The title of this slim volume suggests that it is written for psychologists rather than psychiatrists or other mental health professionals. Not so. In 8 concise chapters, the authors, all experienced geriatric clinicians (as are the editors) define practical guidelines for the care of the elderly that will be useful for all clinicians. The general usefulness of these chapters is summarized by 1 integrating admonition: "It cannot be overemphasized that the identification and treatment of mental disorders in an LTC [long-term care] setting must be done in partnership across and among professional disciplines (eg, medicine, psychiatry, psychology, social work, nursing, pharmacy, and administration)" (p 71). How true and how wise!

The genesis of this book was a consensus conference in the mid-1990s that was convened to develop a template for long-term care treatment standards, which was then published in The Gerontologist in 1998. An educational and training program was developed and published to accompany these standards, and this volume grew into a more ambitious set of guidelines that inform the daily practice of geropsychological and geropsychiatric long-term care treatment.

The 8 chapters address (1) policies and reimbursement; (2) how to make referrals, and the problems that are common; (3) assessment, including review of standardized diagnostic and functional rating instruments; (4) and (5) treatment plans and treatment process; (6) and (7) integration of treatment disciplines, documentation, and outcome measurement; and (8) ethical issues. Each chapter is clear, concise, and practical, and each concludes with an extensive bibliography.

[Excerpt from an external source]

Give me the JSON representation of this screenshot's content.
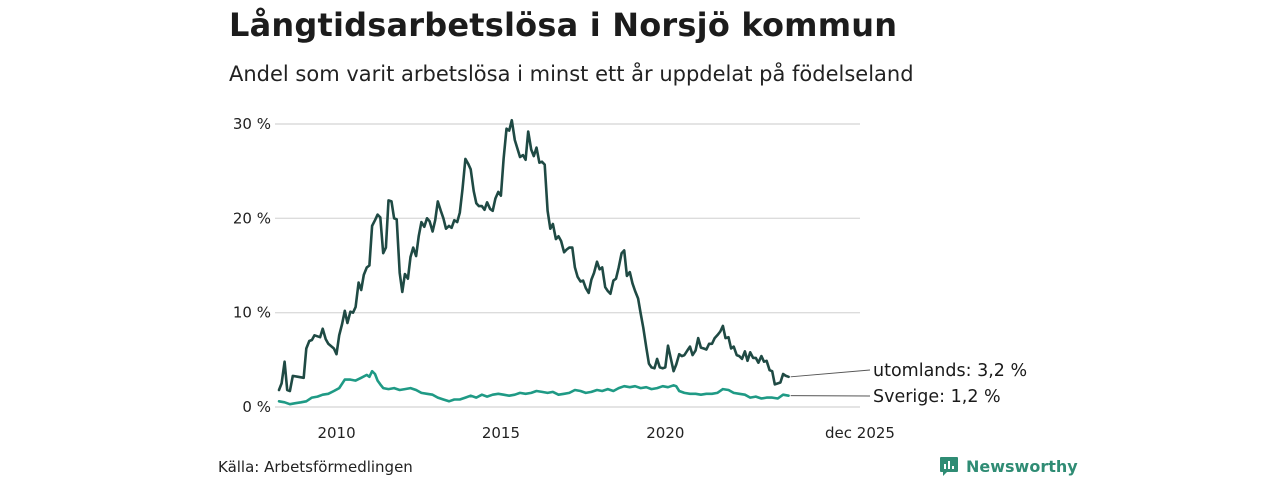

As a sometime geriatric psychopharmacologist, I was most interested in the chapter on treatment process, which briefly describes the use of psychotropic drugs. Although this chapter is accurate and up to date, prescribing psychiatrists will not find it to be an exhaustive review of psychotropic drugs for the elderly, nor is it meant to be. Rather, for nonphysicians, it offers a wonderfully abbreviated review of the different classes and types of medications that are currently in use for long-term care. The chapter also emphasizes the importance of nonpharmacologic treatments, which are often overlooked in standard geriatric psychopharmacology texts.

I recommend this book for any clinician, of any discipline, who is active in the world of long-term geriatric care. A wealth of useful and accessible information is provided, and the bibliographies alone are worth the price of the book.

Carl Salzman, MD

Author affiliation: Harvard Medical School, Boston, Massachusetts. Potential conflicts of interest: None reported.